Tuesday, October 30, 2012

Telescopes in Edo-Period Japan

"Young Woman Looking Through a Telescope" by Edo artist Katsushika Hokusai (1760-1849). (Visipix.com)
During the Edo period in Japan (1603-1868), a device came from Europe to Japan that revolutionized science and astronomy, helped change the calendar, and became a hot novelty item among the public. That device was the telescope.

The first refracting telescope (which was the type of telescope most widely used by the public before the reflecting telescope started becoming more popular over the past century) was brought to Japan in 1614 during a mission to open trade between England and Japan. That telescope was presented as a gift to the shogun Tokugawa Ieyasu from the English captain John Saris and one of his sailors,William Adams.

A few years later, the first homemade telescope was made by Tohichi Ikushima. Unfortunately, this milestone also led to telescope manufacturing being initially banned in Japan by the Tokugawa shogunate due to its dual purpose as a military application.

In 1659, telescopes received their first major military usage when they were used at three different observation towers set up along Japan's coast for observing foreign ships arriving in Japanese waters.

According to Peter Abrahams's in-depth history of the Japanese telescope, it was used throughout the course of the 17th and early 18th centuries mainly for terrestrial purposes, such as measuring angles and military observation. Over the course of the 18th century, more and more of the general Japanese public, including astronomers, would use the telescope for observing the nighttime skies. The telescope was used by Edo astronomer and government official Harumi Shibukawa when, in the early 18th century, he discovered a series of new stars and added them to the traditional Chinese celestial map, which had been used for centuries. This new celestial map, named the "Tenmon Seisho-zu", became the foundation of modern Japanese astronomy.

After the creation of the new map, new advances were made in Japanese astronomy, such as a new set of celestial globes by Shibukawa and the creation of a new "lunisolar" calendar. Astronomy became a popular subject of study for the country's intelligentsia. All of these advances were helped in 1720 by the Tokugawa lifting their ban on scientific research from the West that had no religious implications. However, the Tokugawa shogunate made the priority of the nation's new science not of mapping the galaxies, but for making new calendars to justify its own power and prestige.

Throughout the 17th and 18th centuries, the Japanese learned about the art of the telescope from the Dutch, who also imported their own telescopes and telescope parts such as lenses. Also during the 1700s, a number of Japanese astronomers and artisans started making their own telescopes. By the end of the century, homemade telescopes and lenses were very commonplace.
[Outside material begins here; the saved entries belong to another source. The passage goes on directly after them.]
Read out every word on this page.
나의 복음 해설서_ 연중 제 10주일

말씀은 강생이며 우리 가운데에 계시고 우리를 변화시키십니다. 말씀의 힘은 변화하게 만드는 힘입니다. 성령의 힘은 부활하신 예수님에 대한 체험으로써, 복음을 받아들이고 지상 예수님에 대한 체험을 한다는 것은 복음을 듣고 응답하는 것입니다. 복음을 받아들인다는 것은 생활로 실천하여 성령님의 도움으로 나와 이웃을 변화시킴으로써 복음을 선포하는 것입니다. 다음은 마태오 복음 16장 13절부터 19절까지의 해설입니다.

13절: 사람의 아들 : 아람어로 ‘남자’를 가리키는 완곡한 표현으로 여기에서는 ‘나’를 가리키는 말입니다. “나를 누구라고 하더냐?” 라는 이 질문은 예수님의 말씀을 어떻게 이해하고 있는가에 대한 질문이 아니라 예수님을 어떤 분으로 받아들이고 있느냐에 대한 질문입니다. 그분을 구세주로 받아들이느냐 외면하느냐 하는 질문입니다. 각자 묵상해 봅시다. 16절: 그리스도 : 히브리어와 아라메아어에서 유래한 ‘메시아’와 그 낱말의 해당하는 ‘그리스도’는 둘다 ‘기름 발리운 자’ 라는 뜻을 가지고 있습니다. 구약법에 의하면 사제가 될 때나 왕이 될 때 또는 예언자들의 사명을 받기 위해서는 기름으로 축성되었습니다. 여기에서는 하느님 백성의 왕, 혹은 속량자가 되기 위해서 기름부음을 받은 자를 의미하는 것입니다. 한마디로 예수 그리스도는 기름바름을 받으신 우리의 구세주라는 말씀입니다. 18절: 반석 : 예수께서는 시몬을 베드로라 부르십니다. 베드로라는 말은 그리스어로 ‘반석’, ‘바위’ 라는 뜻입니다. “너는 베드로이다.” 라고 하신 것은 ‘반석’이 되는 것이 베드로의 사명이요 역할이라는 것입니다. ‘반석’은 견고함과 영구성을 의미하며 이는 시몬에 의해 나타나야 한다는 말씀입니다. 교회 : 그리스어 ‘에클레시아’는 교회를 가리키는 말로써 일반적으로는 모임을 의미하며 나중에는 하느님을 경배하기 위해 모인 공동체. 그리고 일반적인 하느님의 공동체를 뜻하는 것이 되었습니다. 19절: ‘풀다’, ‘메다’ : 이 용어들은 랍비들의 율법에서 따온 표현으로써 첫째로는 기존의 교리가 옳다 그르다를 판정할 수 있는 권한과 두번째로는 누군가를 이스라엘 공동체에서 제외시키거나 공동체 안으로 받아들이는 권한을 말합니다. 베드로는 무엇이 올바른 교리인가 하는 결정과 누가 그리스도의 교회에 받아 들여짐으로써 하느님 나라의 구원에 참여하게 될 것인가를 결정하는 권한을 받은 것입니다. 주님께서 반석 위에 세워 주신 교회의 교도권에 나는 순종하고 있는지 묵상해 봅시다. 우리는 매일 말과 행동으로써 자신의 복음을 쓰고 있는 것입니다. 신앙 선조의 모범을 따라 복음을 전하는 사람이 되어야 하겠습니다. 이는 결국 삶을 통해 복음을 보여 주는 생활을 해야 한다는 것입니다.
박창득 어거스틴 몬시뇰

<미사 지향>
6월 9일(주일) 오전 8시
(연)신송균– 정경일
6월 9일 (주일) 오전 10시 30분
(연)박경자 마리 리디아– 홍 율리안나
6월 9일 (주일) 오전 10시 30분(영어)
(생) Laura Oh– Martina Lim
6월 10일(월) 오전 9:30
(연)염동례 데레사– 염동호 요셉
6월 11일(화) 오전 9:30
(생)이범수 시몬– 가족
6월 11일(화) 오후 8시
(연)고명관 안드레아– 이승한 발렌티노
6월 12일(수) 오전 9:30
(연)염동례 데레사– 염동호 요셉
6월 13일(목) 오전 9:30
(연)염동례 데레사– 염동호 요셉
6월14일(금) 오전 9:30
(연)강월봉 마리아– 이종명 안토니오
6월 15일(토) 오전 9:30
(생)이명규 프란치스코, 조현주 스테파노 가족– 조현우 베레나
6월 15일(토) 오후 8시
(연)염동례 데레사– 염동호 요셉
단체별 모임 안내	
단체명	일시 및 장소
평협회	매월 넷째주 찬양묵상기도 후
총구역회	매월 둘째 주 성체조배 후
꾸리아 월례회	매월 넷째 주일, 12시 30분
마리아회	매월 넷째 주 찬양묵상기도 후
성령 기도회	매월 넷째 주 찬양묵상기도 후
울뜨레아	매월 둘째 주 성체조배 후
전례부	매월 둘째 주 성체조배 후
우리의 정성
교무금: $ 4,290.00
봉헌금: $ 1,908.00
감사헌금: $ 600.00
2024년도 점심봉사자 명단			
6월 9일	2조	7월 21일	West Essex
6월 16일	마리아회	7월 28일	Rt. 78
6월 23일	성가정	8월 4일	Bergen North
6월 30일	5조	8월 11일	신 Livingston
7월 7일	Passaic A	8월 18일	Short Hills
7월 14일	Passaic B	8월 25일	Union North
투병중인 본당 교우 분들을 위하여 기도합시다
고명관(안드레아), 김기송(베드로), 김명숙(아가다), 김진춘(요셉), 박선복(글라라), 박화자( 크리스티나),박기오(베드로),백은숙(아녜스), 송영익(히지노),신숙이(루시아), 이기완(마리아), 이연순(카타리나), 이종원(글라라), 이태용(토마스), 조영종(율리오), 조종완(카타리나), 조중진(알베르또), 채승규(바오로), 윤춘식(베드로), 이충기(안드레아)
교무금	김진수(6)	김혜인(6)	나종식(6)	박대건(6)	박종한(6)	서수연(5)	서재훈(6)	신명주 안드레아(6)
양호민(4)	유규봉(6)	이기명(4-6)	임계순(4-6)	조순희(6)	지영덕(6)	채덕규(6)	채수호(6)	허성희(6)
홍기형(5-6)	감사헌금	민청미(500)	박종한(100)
During the late 18th and early 19th centuries, the telescopes made in Japan started catching up to the Western models that were imported to Japan. The famed telescope-maker Zenbei Iwahashi's (1756-1811) refracting telescope from the late 1700s was equal - and possibly superior to - the Western telescopes which were the standard of the time! Also during the early 19th century, the Asada school, founded by astronomer Asada Goryu (1734-1799), created modern astronomy instruments and used Iwahashi's telescopes for their observations. These and other developments set the basis for the optical industry in Japan - a tradition that continues today with Japan's leading camera and optical equipment manufacturers.
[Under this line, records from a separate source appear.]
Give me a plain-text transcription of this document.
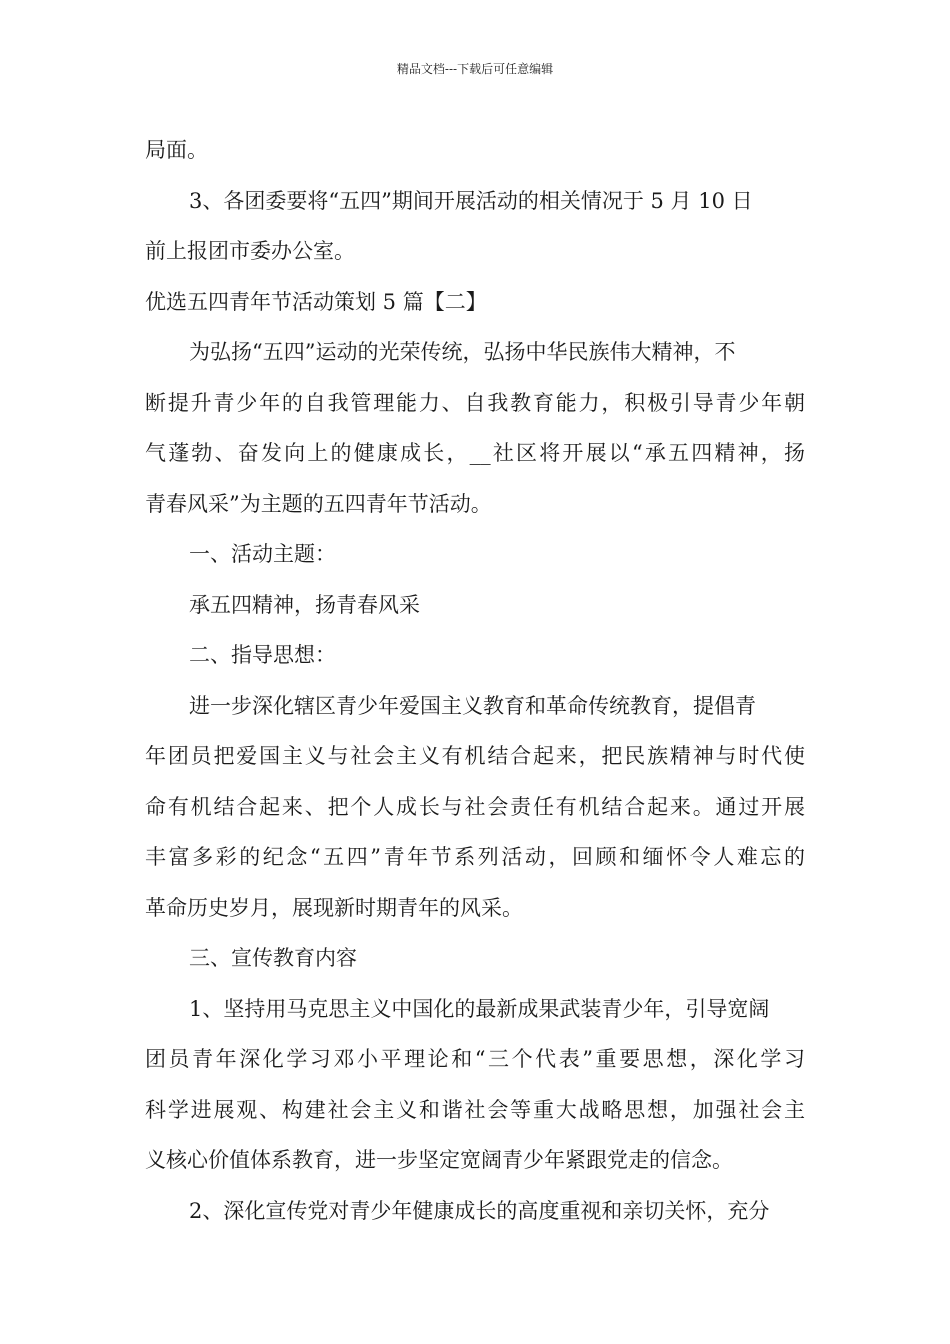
精品文档---下载后可任意编辑
局面。
3、各团委要将“五四”期间开展活动的相关情况于 5 月 10 日
前上报团市委办公室。
优选五四青年节活动策划 5 篇【二】
为弘扬“五四”运动的光荣传统，弘扬中华民族伟大精神，不
断提升青少年的自我管理能力、自我教育能力，积极引导青少年朝
气蓬勃、奋发向上的健康成长，__社区将开展以“承五四精神，扬
青春风采”为主题的五四青年节活动。
一、活动主题：
承五四精神，扬青春风采
二、指导思想：
进一步深化辖区青少年爱国主义教育和革命传统教育，提倡青
年团员把爱国主义与社会主义有机结合起来，把民族精神与时代使
命有机结合起来、把个人成长与社会责任有机结合起来。通过开展
丰富多彩的纪念“五四”青年节系列活动，回顾和缅怀令人难忘的
革命历史岁月，展现新时期青年的风采。
三、宣传教育内容
1、坚持用马克思主义中国化的最新成果武装青少年，引导宽阔
团员青年深化学习邓小平理论和“三个代表”重要思想，深化学习
科学进展观、构建社会主义和谐社会等重大战略思想，加强社会主
义核心价值体系教育，进一步坚定宽阔青少年紧跟党走的信念。
2、深化宣传党对青少年健康成长的高度重视和亲切关怀，充分
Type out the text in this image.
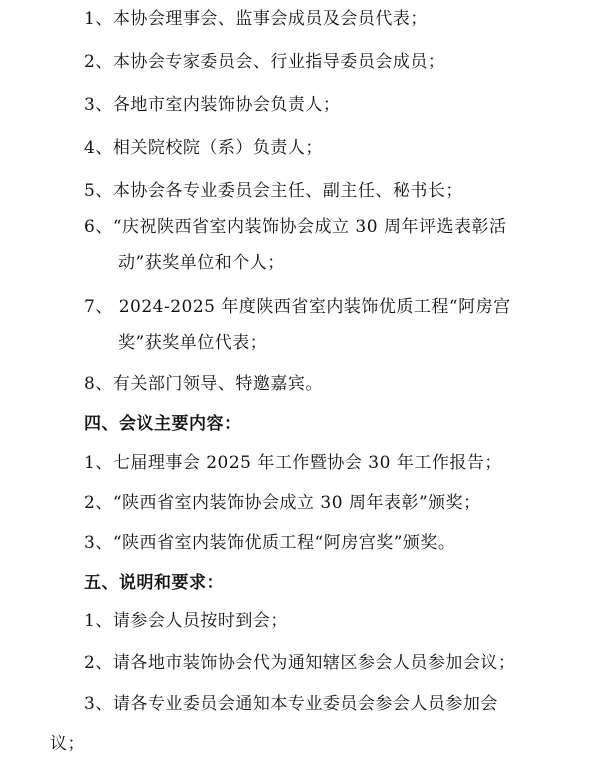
1、本协会理事会、监事会成员及会员代表；
2、本协会专家委员会、行业指导委员会成员；
3、各地市室内装饰协会负责人；
4、相关院校院（系）负责人；
5、本协会各专业委员会主任、副主任、秘书长；
6、“庆祝陕西省室内装饰协会成立 30 周年评选表彰活
动”获奖单位和个人；
7、 2024-2025 年度陕西省室内装饰优质工程“阿房宫
奖”获奖单位代表；
8、有关部门领导、特邀嘉宾。
四、会议主要内容：
1、七届理事会 2025 年工作暨协会 30 年工作报告；
2、“陕西省室内装饰协会成立 30 周年表彰”颁奖；
3、“陕西省室内装饰优质工程“阿房宫奖”颁奖。
五、说明和要求：
1、请参会人员按时到会；
2、请各地市装饰协会代为通知辖区参会人员参加会议；
3、请各专业委员会通知本专业委员会参会人员参加会
议；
Kunitomo Ikkansai's telescope, c. 1832. (Wikimedia Commons)
In 1833, after spending a little time in Edo (modern-day Tokyo) learning about telescopes from the Dutch, the ex-gunsmith Kunitomo Ikkansai created Japan's first Gregorian reflecting lens telescope. This telescope allowed him to make some very detailed observations of sun spots and the surface of the moon.

After the Tokugawa shogunate became a little less paranoid about the usage of telescopes, they became a popular novelty item among the public. Telescopes made their way into Japanese fiction such as kibyōshi (黄表紙). They were used by ordinary people for observing nature, nearby cities, and so on. Many ukiyo-e prints from the time depict ordinary people watching birds or observing ships at sea with telescopes. During the 19th century, crowds gathered at observation points to look out over mountains or the ocean.

Telescopes also became popular during the Edo period for gossip and voyeuristic purposes! As a matter of fact, some of the "pleasure districts" in Japanese cities offered telescopes for this very purpose.

In 1854, the Tokugawa shogunate opened Japan's borders to foreign trade. In 1868, the Tokugawa shogunate's rule came to an end and the Meiji Restoration began. During the Meiji period, Japan opened its doors to the outside world. The Meiji government formally adopted the solar calendar used by the West and Japanese astronomers were finally able to study the science of astronomy in full.

The telescope is an instrument that has become a part of our everyday lives, but in Edo-period Japan, it was instrumental in changing science and society.